On évoque dans certains milieux le financement de la révolution bolchévique par les banques américaines et anglaises, faisant advenir rapidement et brutalement un « Capitalisme d’état » dans une société féodale et traditionnelle. Le communisme a-t-il été l’idiot utile du Capital comme l’est aujourd’hui notre social-démocratie vacillante ?
Le Capital, avec un grand « C », est un principe. Or, les principes n’ont pas d’idiot utile, ils se déploient dans le réel, c’est tout.

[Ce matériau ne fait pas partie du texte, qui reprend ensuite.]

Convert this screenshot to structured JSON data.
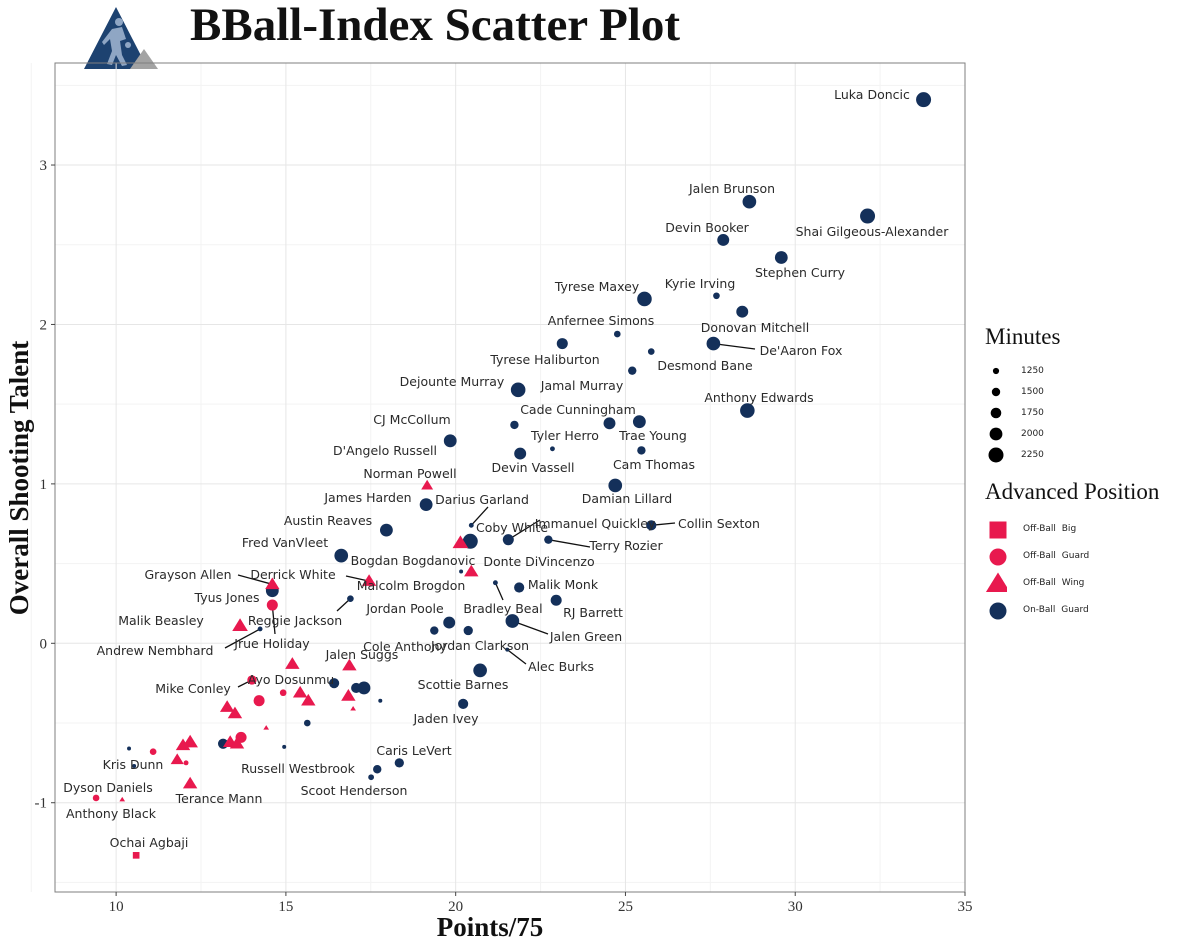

Le bolchevisme a consisté, concrètement, à fabriquer un capitalisme d’État qui préparait l’étatisme du capital, d’où la remarquable convergence des oligarchies stato-maffieuses russes avec les oligarchies mafio-étatiques occidentales, dans les années 1990. Je ne suis pas sûr qu’il faille y voir l’indice d’une planification, ça s’est peut-être fait tout seul, hasard et nécessité, si vous voulez. C’est la technique qui est le véritable moteur de l’histoire, ça devient de plus en plus évident – elle surdétermine tout le réel social, à commencer par l’évolution de la structure de classes. Le bolchevisme a prouvé que l’État n’était pas l’instrument qu’il fallait pour sortir du capitalisme, c’est tout. Il a été avalé par la technique, exactement comme le capitalisme occidental, et ça l’a conduit au même type de structure sociale, pour finir. Cela dit, évidemment, si on enlève le grand « C » et qu’on le remplace par un petit « c », alors là, on peut effectivement poser la question comme vous le faites – parce que dans ce cas-là, le capital, c’est des gens. Et les gens peuvent avoir leurs idiots utiles, évidemment. Le fait est que Lénine a été financé par le capital allemand – je ne dirais pas qu’il était un idiot utile, mais le fait est qu’on a voulu l’utiliser. Même chose pour Trotski, avec le capital américain. Enfin, américain… Pour aller plus loin dans le raisonnement, il conviendrait que je consulte préalablement un avocat bien versé dans la loi Pleven. Joker. 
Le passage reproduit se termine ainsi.